I'm also making equivalent changes to JitArm64's code. This isn't because
it needs it – JitArm64 address calculations should never overflow – but
because I wanted to get rid of the 0x100001000 inherited from Jit64 that
makes even less sense for JitArm64 than for Jit64.
---
 Source/Core/Core/HW/Memmap.cpp                | 16 +++++++++---
 Source/Core/Core/HW/Memmap.h                  |  3 +++
 Source/Core/Core/PowerPC/Jit64/Jit.cpp        | 24 +++++++++++------
 Source/Core/Core/PowerPC/Jit64/Jit.h          |  2 +-
 Source/Core/Core/PowerPC/JitArm64/Jit.cpp     | 26 +++++++++++++++++--
 Source/Core/Core/PowerPC/JitArm64/Jit.h       |  2 +-
 .../PowerPC/JitArm64/JitArm64_BackPatch.cpp   | 18 +------------
 7 files changed, 58 insertions(+), 33 deletions(-)

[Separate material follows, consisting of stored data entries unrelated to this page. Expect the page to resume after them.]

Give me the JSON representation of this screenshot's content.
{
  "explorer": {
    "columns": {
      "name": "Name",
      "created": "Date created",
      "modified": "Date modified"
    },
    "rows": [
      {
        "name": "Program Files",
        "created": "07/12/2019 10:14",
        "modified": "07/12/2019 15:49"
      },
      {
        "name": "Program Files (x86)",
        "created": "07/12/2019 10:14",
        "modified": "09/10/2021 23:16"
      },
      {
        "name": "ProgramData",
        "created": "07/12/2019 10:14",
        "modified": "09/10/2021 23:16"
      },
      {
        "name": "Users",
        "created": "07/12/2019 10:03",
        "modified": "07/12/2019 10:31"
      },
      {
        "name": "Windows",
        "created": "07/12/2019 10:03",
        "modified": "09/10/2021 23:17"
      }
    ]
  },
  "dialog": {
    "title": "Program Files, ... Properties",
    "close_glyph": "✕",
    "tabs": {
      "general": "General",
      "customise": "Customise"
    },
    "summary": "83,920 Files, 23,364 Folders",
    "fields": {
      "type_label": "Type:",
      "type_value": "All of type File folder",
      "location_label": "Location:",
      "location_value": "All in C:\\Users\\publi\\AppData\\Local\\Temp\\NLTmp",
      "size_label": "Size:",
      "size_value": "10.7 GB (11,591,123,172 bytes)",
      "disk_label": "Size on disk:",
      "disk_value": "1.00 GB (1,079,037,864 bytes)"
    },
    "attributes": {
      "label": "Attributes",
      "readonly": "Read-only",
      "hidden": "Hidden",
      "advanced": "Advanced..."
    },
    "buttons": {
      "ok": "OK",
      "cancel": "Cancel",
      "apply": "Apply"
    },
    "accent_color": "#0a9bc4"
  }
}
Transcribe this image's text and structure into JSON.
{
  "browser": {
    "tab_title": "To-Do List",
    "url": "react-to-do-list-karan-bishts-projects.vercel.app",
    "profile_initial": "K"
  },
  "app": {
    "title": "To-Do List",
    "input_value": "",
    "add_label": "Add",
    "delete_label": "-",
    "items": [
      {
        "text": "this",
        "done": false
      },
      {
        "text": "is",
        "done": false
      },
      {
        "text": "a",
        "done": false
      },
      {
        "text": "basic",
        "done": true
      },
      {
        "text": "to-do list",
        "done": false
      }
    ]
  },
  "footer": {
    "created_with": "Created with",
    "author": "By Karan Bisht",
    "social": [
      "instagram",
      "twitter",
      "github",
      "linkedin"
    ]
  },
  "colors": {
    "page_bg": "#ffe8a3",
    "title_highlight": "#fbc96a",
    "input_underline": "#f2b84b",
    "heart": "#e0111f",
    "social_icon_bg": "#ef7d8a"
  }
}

diff --git a/Source/Core/Core/HW/Memmap.cpp b/Source/Core/Core/HW/Memmap.cpp
index f17cfd12b1..4911e44896 100644
--- a/Source/Core/Core/HW/Memmap.cpp
+++ b/Source/Core/Core/HW/Memmap.cpp
@@ -157,6 +157,11 @@ void MemoryManager::Init()
   m_is_initialized = true;
 }
 
+bool MemoryManager::IsAddressInFastmemArea(const u8* address) const
+{
+  return address >= m_fastmem_arena && address < m_fastmem_arena + m_fastmem_arena_size;
+}
+
 bool MemoryManager::InitFastmemArena()
 {
   // Here we set up memory mappings for fastmem. The basic idea of fastmem is that we reserve 4 GiB
@@ -194,15 +199,15 @@ bool MemoryManager::InitFastmemArena()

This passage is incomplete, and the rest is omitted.